Après plusieurs mois de tensions sur le financement, le Sénégal a obtenu un premier signal favorable du marché régional à la suite du lancement du Plan de traitement de la dette du Sénégal (PTDS) et de l’accord technique conclu avec le FMI. Ce rapprochement intervient alors que les discussions entre Dakar et l’institution ont officiellement débuté lors des Assemblées annuelles d’octobre 2025 et qu’une mission du FMI séjourne à Dakar pour poursuivre les négociations sur un nouveau programme de financement.
L’enjeu dépasse l’accès immédiat aux liquidités. Le président Bassirou Diomaye Faye entend refonder le modèle productif autour de la souveraineté, de la justice sociale et de la prospérité partagée, dans le cadre de la Vision 2050 et de la Stratégie nationale de développement. Le FMI, lui, conditionne son soutien au respect de cadres d’intervention et d’équilibres macroéconomiques orthodoxes, alors que les discussions portent notamment sur les réformes attendues et la question de la dette cachée. Les autorités sénégalaises ont multiplié les signaux d’ouverture ces derniers mois, avec la réception de missions techniques et l’amorce de discussions pour ce nouveau programme.
Le Trésor ciblait 100 milliards de FCFA lors de l’adjudication du 11 septembre.
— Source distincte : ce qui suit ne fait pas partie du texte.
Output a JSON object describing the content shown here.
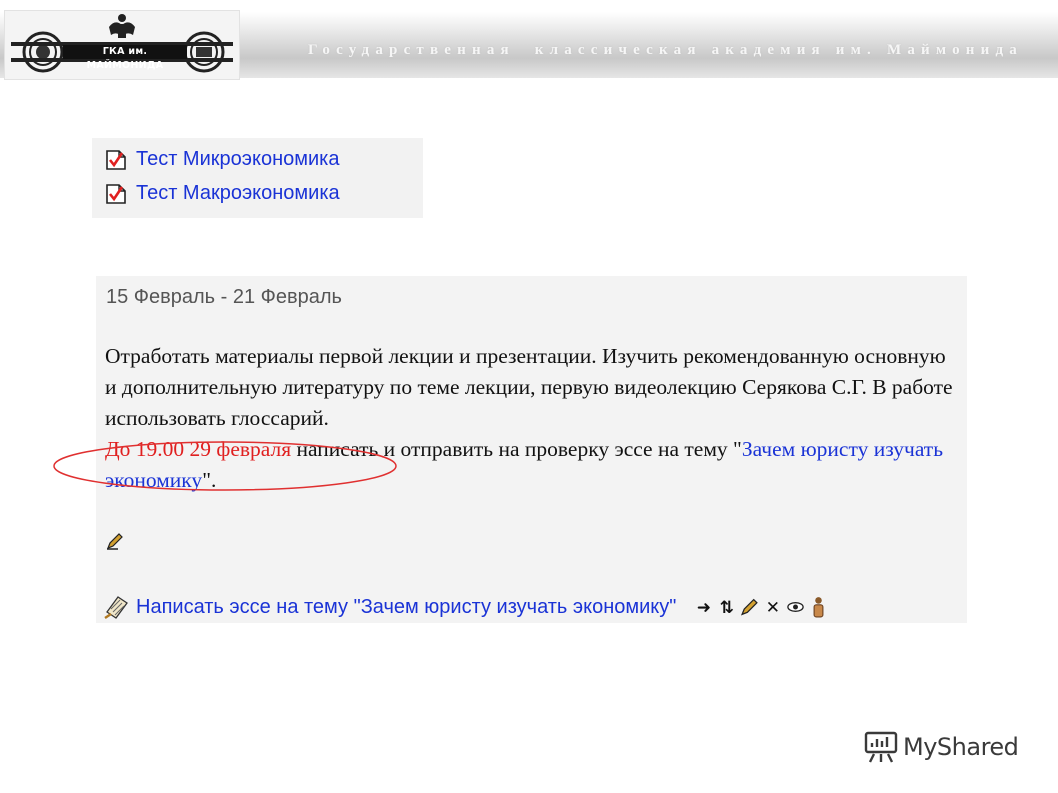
{
  "header": {
    "title": "Государственная  классическая академия им. Маймонида",
    "logo_text": "ГКА им. МАЙМОНИДА"
  },
  "tests": [
    {
      "label": "Тест Микроэкономика",
      "icon": "quiz-checkbox-icon"
    },
    {
      "label": "Тест Макроэкономика",
      "icon": "quiz-checkbox-icon"
    }
  ],
  "topic": {
    "date_range": "15 Февраль - 21 Февраль",
    "body_text": "Отработать материалы первой лекции и презентации. Изучить рекомендованную основную и дополнительную литературу по теме лекции, первую видеолекцию Серякова С.Г. В работе использовать глоссарий.",
    "deadline": "До 19.00 29 февраля",
    "task_text": " написать и отправить на проверку эссе на тему \"",
    "essay_topic": "Зачем юристу изучать экономику",
    "task_end": "\".",
    "assignment_label": "Написать эссе на тему \"Зачем юристу изучать экономику\"",
    "tools": [
      "arrow-right-icon",
      "move-updown-icon",
      "edit-icon",
      "delete-icon",
      "eye-icon",
      "role-icon"
    ]
  },
  "colors": {
    "link": "#1a33d6",
    "deadline": "#e02020",
    "annotation_oval": "#e03030",
    "topic_background": "#f3f3f3"
  },
  "watermark": {
    "text": "MyShared"
  }
}
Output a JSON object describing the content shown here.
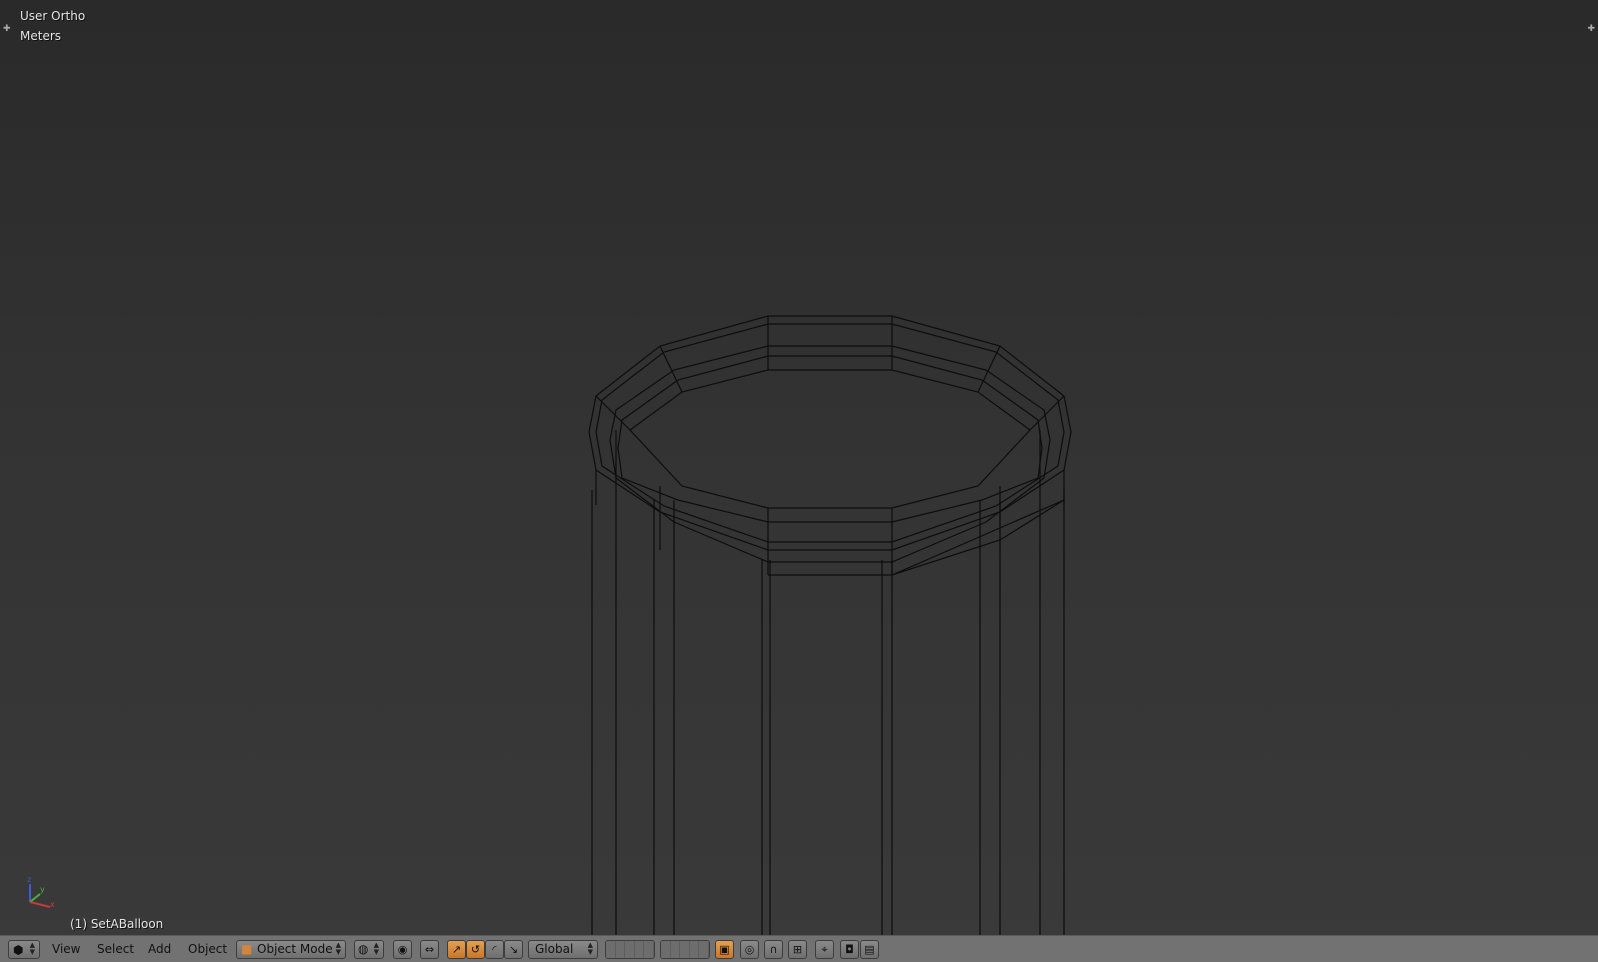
{
  "viewport": {
    "view_name": "User Ortho",
    "units": "Meters",
    "active_object": "(1) SetABalloon"
  },
  "header": {
    "menus": [
      "View",
      "Select",
      "Add",
      "Object"
    ],
    "mode_selector": "Object Mode",
    "transform_orientation": "Global"
  },
  "colors": {
    "accent": "#d5853a",
    "header_bg": "#727272"
  }
}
Les investisseurs ont proposé environ 109,02 milliards, dont 101,34 milliards ont finalement été retenus. Le pays a ainsi légèrement dépassé son objectif de mobilisation.
La structure des souscriptions constitue le principal enseignement de l’opération. Les titres à trois et cinq ans ont représenté environ 75 % du montant mobilisé, signe que les investisseurs acceptent de nouveau de prêter au Sénégal sur des échéances intermédiaires plutôt que de privilégier uniquement le court terme. Cette évolution est présentée avec prudence dans l’analyse publiée par dakar92.
Le professeur Amath Ndiaye estime que le maintien, pour le moment, de la dette libellée en FCFA en dehors du périmètre du PTDS réduit le risque immédiat d’une restructuration des titres détenus sur le marché régional. Selon lui, cette décision contribue aussi à préserver le système financier de l’UMOA.
Dans le camp politique, le parti KIIRAAY (Les Patriotes Républicains) salue un « retour au réalisme économique » de l’État. Son coordonnateur départemental, Cheikh Ibrahima Diallo, qualifie l’accord avec le FMI et le PTDS de « courageux retour aux réalités macroéconomiques », estimant que le Sénégal vient d’échapper à une impasse financière majeure qui menaçait directement la stabilité sociale du pays.
L’économiste considère par ailleurs que l’accord avec le FMI peut renforcer la crédibilité du cadre macroéconomique, tandis que de futurs financements concessionnels pourraient réduire la dépendance du Sénégal aux émissions régionales coûteuses. Il souligne toutefois qu’une seule opération ne permet pas d’établir que l’amélioration observée provient exclusivement des annonces liées au PTDS et au FMI.
Pour le BAT à 364 jours, le rendement moyen pondéré s’est établi à 7,87 %.